Hilarious... I just had to read this AND DH Lawrence (sons and Lovers) for an english class (and compare the two...)

Anonymous said...

Me too, I think it is safe to say we were in the same class...

Anonymous said...

Holy, was it Eng101 at SFU?
Me too!

Anonymous said...

Wow, here I am three years later googling Linda Svendsen for an essay comparing her to Lawrence in ENGL 101 at SFU :P bizarre. I agree with your review btw. Very difficult to sympathize when the novel stumbles all over the place and the protagonist seems to make all the wrong choices.

Anonymous said...

Ha, this is kind of funny because I am also writing the same paper for engl 101 at sfu and i googled marine life to see what would come up for some help.

Anonymous said...

haha i am doing the exact same thing! i read marine life and if i was asked to summarize what it was about i can't even put a sentence together. the plot was everywhere and was just to mumble jumble.

Anonymous said...

i also have eng 101 at sfu.. and have to write about it.. i think these two horrid books are on the curriculum... that's why we all have to google it!

Vicki said...

I keep almost cracking up over all these comments about my humble blog post, years after reading this book; but then I suddenly get depressed when I realize how very long this exact same curriculum has been taught to so many poor unsuspecting SFU students.

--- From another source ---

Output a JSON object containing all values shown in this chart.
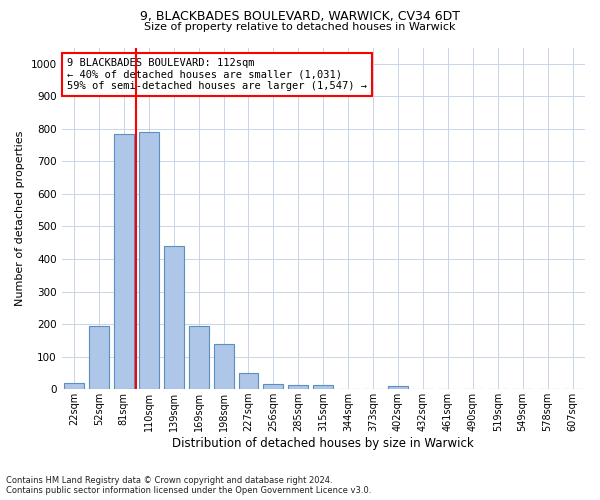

You guys have my sympathy when it comes to the book selection in this course (except for "Regeneration", which I thought was extremely good).

Anonymous said...

Yes, Regeneration was definitely one of the better ones. Alice Munro, however, was NOT...

Anonymous said...

Your blog keeps getting better and better! Your older articles are not as good as newer ones you have a lot more creativity and originality now keep it up!

Anonymous said...

it isn't a novel. it's a short story cycle / composite. this is directed at some of the comments.